Another outcome was that many participants changed their voting intentions as a result of the dialogue. Beforehand, 40 per cent said they would vote for mainstream centre-right parties, 22 per cent for socialists, 9 per cent for centrist liberals and 8 per cent for Greens. After the exercise, support for the centre-right dropped to 30 per cent, the socialists were almost unchanged at 21 per cent and 8 per cent respectively, and the Greens shot up to 18 per cent.
The rise in support for the Greens came about as a result of detailed discussions among the participants on climate change. They were asked to choose between the view that “we should do everything possible to combat climate change even if that hurts the economy” and the alternative view that “we should do everything possible to maximise economic growth, even if that hurts efforts to combat climate change”. Before the discussions, 49 per cent wanted to emphasise the fight against climate change. Afterwards, this figure rose to 61 per cent.

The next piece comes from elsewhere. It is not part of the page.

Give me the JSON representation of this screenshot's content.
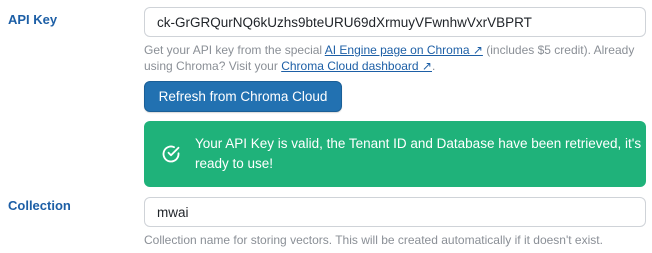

However, similar discussions on immigration did not produce a shift in opinion. Before the dialogue, 23 per cent wanted to send illegal immigrants back to their countries, whereas 40 per cent wanted to legalise their status. Afterwards, the respective figures were virtually the same at 22 per cent and 40 per cent.
Professor Fishkin thinks that “deliberative polling” helps to connect policymakers to the general public in a constructive way, because it gives the former an insight into what the latter would support if they knew, thought and talked more about the issues. It is a tool with more potential than a standard opinion poll because an ordinary poll is merely a snapshot of people’s views, no matter what their level of knowledge.
Clearly, the credibility of “deliberative polling” depends on the representativeness of those who take part. But if European leaders are serious about wanting a better informed public and a higher quality of democracy in the EU, they could do worse than study the ideas of the prof from Stanford.